Miteinander zu sprechen, frühzeitig, offen, umfassend, das hätten wir uns im Hinblick auf die Eröffnung von Stuttgart 21 gewünscht. Dann wäre der Baustellenverdruss sicher kleiner und die Vorfreude auf den neuen Bahnhof noch größer. Freuen können wir uns auch über den Ausbau des Digitalen Knotens Stufe 3. Er wird helfen, unserem regionalen Sorgenkind, der S-Bahn, die Qualität wiederzugeben, die sie früher hatte. Wobei die Regionalpolitik ebenso ihren Anteil an der heutigen Situation trägt. Wir Freien Wähler haben schon immer vor der Überlastung des auf Kante genähten Systems gewarnt. Jede Ausweitung von Betriebszeiten, jeder Zug mehr, muss verkraftet werden. Systemkritisch heißt auch, dass es für das System kritisch wird und es in die Knie geht, wenn zu viel drauf gepackt wird.
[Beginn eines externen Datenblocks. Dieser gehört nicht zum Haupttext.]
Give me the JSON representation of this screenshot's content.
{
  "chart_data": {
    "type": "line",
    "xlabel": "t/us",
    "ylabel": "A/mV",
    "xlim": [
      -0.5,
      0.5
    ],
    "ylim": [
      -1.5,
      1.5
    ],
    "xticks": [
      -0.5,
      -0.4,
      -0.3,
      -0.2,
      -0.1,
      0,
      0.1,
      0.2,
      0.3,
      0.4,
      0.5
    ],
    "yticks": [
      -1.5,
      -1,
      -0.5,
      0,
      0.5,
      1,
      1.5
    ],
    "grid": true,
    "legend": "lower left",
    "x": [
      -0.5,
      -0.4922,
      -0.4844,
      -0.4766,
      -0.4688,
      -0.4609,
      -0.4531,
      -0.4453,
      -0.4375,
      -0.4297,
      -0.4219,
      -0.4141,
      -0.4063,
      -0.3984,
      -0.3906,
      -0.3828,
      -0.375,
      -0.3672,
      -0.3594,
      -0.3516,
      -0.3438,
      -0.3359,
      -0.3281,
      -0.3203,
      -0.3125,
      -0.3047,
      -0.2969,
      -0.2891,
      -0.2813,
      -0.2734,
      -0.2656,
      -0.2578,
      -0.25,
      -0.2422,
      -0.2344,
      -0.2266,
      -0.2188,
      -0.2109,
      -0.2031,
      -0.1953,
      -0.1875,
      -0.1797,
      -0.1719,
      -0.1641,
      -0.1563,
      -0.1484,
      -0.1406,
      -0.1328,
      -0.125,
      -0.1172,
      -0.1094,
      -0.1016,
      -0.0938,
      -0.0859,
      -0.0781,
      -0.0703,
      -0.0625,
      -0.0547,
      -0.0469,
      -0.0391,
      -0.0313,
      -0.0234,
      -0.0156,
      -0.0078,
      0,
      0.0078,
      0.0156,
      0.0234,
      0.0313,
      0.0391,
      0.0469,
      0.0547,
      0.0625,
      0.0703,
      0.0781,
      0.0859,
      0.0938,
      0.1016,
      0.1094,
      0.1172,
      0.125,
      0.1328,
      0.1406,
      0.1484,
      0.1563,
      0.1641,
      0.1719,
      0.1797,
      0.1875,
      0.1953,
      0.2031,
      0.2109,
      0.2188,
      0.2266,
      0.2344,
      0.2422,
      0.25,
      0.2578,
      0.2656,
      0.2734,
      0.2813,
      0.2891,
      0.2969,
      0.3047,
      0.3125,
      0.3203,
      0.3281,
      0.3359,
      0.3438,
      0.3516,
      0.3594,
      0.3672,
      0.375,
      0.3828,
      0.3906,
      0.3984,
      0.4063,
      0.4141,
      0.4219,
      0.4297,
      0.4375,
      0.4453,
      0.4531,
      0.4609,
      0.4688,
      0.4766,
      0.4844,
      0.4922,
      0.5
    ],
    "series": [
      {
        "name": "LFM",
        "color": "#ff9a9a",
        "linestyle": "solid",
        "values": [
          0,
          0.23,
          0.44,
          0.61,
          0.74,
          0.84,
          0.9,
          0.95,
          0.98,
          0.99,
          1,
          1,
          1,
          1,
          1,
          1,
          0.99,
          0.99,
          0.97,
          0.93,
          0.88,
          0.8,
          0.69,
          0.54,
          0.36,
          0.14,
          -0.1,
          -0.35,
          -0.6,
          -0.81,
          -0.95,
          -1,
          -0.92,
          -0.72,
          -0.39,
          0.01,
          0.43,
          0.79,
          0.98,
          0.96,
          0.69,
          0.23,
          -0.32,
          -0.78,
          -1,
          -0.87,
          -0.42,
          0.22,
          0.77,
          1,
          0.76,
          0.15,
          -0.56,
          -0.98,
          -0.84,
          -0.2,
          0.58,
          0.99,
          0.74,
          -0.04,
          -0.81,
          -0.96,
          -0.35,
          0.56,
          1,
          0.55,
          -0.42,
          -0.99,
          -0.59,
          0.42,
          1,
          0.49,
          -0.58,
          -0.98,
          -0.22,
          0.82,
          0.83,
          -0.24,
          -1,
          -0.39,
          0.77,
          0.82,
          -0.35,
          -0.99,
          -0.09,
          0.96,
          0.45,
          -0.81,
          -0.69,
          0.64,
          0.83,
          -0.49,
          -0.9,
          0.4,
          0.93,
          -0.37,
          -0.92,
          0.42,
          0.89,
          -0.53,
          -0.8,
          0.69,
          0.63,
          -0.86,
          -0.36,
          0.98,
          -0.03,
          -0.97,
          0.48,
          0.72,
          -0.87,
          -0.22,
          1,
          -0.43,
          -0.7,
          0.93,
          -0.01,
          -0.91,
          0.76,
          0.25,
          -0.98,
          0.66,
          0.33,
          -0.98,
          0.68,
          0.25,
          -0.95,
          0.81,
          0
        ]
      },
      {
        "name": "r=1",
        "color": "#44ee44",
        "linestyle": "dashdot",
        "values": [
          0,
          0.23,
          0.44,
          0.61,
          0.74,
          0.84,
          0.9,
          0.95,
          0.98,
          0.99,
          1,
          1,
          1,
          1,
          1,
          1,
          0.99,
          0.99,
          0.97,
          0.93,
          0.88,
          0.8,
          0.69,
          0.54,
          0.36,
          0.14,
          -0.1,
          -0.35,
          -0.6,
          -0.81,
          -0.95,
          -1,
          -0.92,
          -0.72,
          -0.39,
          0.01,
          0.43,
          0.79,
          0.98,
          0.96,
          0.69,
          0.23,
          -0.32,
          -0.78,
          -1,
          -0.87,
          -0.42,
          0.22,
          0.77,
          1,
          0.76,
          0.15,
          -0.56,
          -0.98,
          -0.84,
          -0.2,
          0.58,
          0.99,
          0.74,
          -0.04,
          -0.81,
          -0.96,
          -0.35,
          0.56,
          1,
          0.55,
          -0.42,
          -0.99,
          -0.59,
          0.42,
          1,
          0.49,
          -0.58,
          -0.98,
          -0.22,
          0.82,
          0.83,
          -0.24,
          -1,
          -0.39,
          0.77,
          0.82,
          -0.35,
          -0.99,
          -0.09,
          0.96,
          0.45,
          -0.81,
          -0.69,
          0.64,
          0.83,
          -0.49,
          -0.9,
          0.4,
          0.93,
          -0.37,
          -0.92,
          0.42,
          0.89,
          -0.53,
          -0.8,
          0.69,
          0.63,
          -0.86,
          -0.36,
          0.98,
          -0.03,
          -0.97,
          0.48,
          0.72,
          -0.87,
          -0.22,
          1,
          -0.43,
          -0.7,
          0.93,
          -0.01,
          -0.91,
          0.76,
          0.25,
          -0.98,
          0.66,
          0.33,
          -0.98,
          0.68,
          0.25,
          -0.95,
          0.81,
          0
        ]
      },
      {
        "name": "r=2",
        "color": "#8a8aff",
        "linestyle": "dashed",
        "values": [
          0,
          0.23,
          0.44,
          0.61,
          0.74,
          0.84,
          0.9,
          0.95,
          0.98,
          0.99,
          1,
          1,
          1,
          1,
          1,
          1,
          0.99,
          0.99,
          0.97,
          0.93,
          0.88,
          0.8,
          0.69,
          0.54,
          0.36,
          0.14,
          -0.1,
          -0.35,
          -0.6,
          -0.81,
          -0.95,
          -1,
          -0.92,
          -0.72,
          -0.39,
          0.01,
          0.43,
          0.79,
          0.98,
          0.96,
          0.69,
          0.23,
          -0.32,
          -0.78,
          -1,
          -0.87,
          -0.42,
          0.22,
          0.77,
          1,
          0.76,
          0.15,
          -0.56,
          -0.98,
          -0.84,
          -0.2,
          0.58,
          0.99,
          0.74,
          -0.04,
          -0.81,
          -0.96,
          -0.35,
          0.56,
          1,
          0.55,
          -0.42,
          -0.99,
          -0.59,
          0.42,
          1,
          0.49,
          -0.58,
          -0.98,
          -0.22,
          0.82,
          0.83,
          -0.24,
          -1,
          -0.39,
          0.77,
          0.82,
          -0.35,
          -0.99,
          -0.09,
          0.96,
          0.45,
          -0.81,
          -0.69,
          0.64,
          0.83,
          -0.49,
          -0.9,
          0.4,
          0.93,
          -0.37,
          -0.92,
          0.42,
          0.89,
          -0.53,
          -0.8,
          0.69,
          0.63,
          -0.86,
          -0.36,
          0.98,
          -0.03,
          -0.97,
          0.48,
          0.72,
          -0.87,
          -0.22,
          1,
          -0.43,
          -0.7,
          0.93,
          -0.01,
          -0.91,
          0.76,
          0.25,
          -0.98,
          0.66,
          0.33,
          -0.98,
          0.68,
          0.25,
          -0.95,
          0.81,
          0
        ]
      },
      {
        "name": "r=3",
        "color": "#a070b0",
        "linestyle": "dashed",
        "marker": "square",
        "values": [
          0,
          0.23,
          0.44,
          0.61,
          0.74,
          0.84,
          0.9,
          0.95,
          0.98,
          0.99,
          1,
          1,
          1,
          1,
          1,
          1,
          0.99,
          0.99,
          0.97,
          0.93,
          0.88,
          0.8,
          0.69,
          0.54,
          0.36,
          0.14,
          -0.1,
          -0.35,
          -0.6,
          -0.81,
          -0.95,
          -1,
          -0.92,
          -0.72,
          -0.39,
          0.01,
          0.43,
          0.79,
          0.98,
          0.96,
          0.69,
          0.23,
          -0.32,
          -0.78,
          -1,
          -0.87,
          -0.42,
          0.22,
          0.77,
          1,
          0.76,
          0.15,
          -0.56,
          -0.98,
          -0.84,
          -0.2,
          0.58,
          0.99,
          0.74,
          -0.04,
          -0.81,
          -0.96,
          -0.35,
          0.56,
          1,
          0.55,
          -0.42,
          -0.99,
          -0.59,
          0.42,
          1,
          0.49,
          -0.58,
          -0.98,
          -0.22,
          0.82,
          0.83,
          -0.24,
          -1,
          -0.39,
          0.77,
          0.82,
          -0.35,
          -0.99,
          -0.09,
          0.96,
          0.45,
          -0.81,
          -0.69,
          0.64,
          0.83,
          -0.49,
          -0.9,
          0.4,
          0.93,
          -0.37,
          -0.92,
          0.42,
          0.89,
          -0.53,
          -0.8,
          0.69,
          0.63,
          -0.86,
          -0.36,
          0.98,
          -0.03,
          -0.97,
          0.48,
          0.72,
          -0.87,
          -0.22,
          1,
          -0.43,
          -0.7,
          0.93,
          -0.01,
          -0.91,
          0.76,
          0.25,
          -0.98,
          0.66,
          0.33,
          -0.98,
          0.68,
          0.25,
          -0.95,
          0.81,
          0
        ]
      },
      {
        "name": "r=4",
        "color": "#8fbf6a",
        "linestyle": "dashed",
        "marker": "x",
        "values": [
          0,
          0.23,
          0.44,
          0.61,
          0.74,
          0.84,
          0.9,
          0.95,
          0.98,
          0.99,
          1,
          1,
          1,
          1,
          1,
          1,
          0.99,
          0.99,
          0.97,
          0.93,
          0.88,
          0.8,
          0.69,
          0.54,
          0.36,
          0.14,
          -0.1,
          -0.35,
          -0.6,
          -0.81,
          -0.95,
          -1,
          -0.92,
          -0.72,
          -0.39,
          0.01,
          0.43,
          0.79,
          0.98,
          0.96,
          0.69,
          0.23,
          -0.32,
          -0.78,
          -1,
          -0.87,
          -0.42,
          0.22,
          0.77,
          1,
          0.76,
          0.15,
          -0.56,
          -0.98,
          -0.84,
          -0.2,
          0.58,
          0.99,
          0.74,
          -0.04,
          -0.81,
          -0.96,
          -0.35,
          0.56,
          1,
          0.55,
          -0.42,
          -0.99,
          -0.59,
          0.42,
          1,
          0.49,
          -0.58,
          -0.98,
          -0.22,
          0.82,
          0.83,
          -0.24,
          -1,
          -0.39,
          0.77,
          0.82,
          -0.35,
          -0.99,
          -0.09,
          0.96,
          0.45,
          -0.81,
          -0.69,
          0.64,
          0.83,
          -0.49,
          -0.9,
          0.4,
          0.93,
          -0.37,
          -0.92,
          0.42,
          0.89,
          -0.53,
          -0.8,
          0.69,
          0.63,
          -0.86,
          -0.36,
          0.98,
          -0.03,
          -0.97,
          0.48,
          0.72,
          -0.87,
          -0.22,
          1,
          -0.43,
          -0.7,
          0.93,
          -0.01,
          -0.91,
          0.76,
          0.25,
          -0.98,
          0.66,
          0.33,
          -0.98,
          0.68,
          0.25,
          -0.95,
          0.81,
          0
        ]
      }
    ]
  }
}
Und dennoch wurde es getan. Oft heißt es, dass man sich ein Beispiel an der Schweizer Bundesbahn nehmen soll. „Die ist pünktlich.“ Das ist sie, weil die Schweiz die Strategie fährt: Lieber pünktlich, statt ein Zug mehr. Wer beim S-Bahn-Hearing zugehört hat, hat dies auch als Wunsch von den Fahrgastverbänden vernehmen können. Es ist also ein Trugschluss, dass die S-Bahn dann gut sei, wenn es viele Züge gibt. Besser ist es, sie kommen pünktlich. Mittlerweile gehört nicht nur die Schiene zum regionalen Repertoire. Auch die Expressbusse haben sich zu einem unverzichtbaren Bestandteil des ÖPNV gemausert. In vielen tangentialen Verbindungen ist der Relex pünktlich und mit hoher Qualität unterwegs.
Lassen Sie mich nochmals auf den Beginn meiner Ausführungen zurückkommen. Wie steht es um die Finanzen? Auf den ersten Blick könnte man sagen: Alles ist gut. Die Umlagen sinken in Summe. Aber ist wirklich alles gut? Bei genauerer Betrachtung sinkt die Verbandsumlage gar nicht. Sie steigt. Nur die Verkehrsumlage sinkt. Aber nicht, weil wir besser gewirtschaftet haben oder mehr Einnahmen erzielt wurden, sondern weil wir Pönale bekommen haben und Liquidität eingesetzt wird. Liquidität ist grundsätzlich gut. Aber bei einem umlagefinanzierten Verband eher ungewöhnlich und zu hinterfragen. Und Pönale? Eigentlich wollen wir diese nicht. Wir wollen lieber Verkehrsleistungen, so, wie bestellt. Was heißt das nun? In 2026 wirken Einmaleffekte dämpfend, doch in den Folgejahren wird die Verbandsumlage bis 2029 um rund 20 %, die Verkehrsumlage sogar um mehr als 38 % steigen. Das ist gar nicht gut, auch, weil die kommunalen Einnahmen damit nicht Schritt halten werden. Deswegen regen wir an, eine Haushaltsstrukturkommission einzurichten und das zu tun, was die beiden Wirtschaftsförderer sagten: „Wir müssen den Gürtel enger schnallen.“ Nicht als Selbstzweck, sondern dann wird es uns gelingen, diese Zeit zu überstehen und in ihr durch Reformen und Transformation zu wachsen.
Die Mitarbeiterinnen und Mitarbeiter unserer Verbandsgeschäftsstelle und die drei Direktoren leisten hervorragende Arbeit. Ihnen allen danken wir für ihren Einsatz. Besonders Herrn Mattlinger und seinem Team, das in den Haushaltsberatungen stark gefordert ist.